É que o específico, por obra da lei da “reforma” trabalhista, foi alterado e, assim, o imposto sindical deixou de existir enquanto espécie tributária (cf. reconhecido pelo STF ADI 5.794/DF, Rel. Ministro Luz Fux; e Rcl 34.889 MC/RS, Min. Cármen Lúcia – decisão monocrática).

Com isso, eliminou-se o pressuposto que servia para delimitar a abrangência da contribuição estabelecida em ato negocial.

Em outras palavras, eliminado o pressuposto, o verbete da Súmula 40 do STF perdeu o seu sentido.

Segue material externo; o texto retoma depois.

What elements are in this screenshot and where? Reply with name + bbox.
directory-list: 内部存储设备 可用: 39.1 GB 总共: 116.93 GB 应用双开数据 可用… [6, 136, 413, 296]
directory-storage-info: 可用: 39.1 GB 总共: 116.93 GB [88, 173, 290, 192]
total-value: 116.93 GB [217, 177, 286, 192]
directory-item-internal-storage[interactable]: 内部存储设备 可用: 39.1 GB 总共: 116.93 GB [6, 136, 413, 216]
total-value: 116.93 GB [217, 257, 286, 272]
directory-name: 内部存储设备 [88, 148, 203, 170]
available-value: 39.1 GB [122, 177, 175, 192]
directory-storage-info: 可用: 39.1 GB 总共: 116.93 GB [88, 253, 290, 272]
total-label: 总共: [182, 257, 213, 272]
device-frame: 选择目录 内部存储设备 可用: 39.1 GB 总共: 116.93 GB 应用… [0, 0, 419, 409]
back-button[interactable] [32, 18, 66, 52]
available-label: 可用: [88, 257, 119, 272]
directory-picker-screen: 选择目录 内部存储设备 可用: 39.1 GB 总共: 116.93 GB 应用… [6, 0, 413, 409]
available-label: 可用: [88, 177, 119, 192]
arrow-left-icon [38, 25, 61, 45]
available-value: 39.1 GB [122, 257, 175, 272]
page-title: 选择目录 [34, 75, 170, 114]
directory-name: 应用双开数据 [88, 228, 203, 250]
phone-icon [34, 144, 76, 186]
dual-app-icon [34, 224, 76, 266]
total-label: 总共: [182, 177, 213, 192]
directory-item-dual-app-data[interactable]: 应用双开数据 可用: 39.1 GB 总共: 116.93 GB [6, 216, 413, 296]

E, para salvar a Súmula 40 do STF, não cabe o argumento de que se a própria contribuição fixada em lei não é obrigatória quanto mais não o seria a contribuição estabelecida no âmbito da organização sindical, vez que, primeiro, não foi esse, claramente, o pressuposto da Súmula e, segundo, porque significaria meramente a reprodução do mesmo silogismo equivocado de se avaliar uma espécie por intermédio das características de outra.

O fato concreto e insofismável é o de que a Constituição expressamente vedou a interferência e a intervenção do Poder Público na organização sindical (art. 8º, I) e, portanto, não é possível que se crie um pressuposto, sem respaldo expresso na Constituição, para determinar qual será a abrangência da deliberação assemblear sindical, sob pena de se quebrarem as garantias constitucionais como um todo e de se ter que levar a outras consequências, talvez indesejáveis na perspectiva de que quem assim agiu, o pressuposto criado.

E ainda que não se queira admitir isso com relação à contribuição confederativa, no que tange à contribuição assistencial, cuja base jurídica é, estritamente, a negociação coletiva (e que se relaciona com o princípio da solidariedade), a Súmula 40 do STF não representa qualquer delimitador de compreensão, pois, conforme já decidido no âmbito do próprio STF, a referida Súmula não trata da contribuição assistencial (Rcl 21.851, Min. Edson Fachin – decisão monocrática, j. 17-5-2016, DJE 103 de 20-5-2016).

​O que não pode persistir de maneira alguma é a incoerência de se preconizar a validação de negociações coletivas que reduzam direitos individuais dos trabalhadores e, ao mesmo tempo, negar validade às cláusulas negociais de custeio sob o argumento da proteção do interesse individual dos trabalhadores, até porque o único ponto em comum entre essas duas posições é o de que ambas contrariam a Constituição.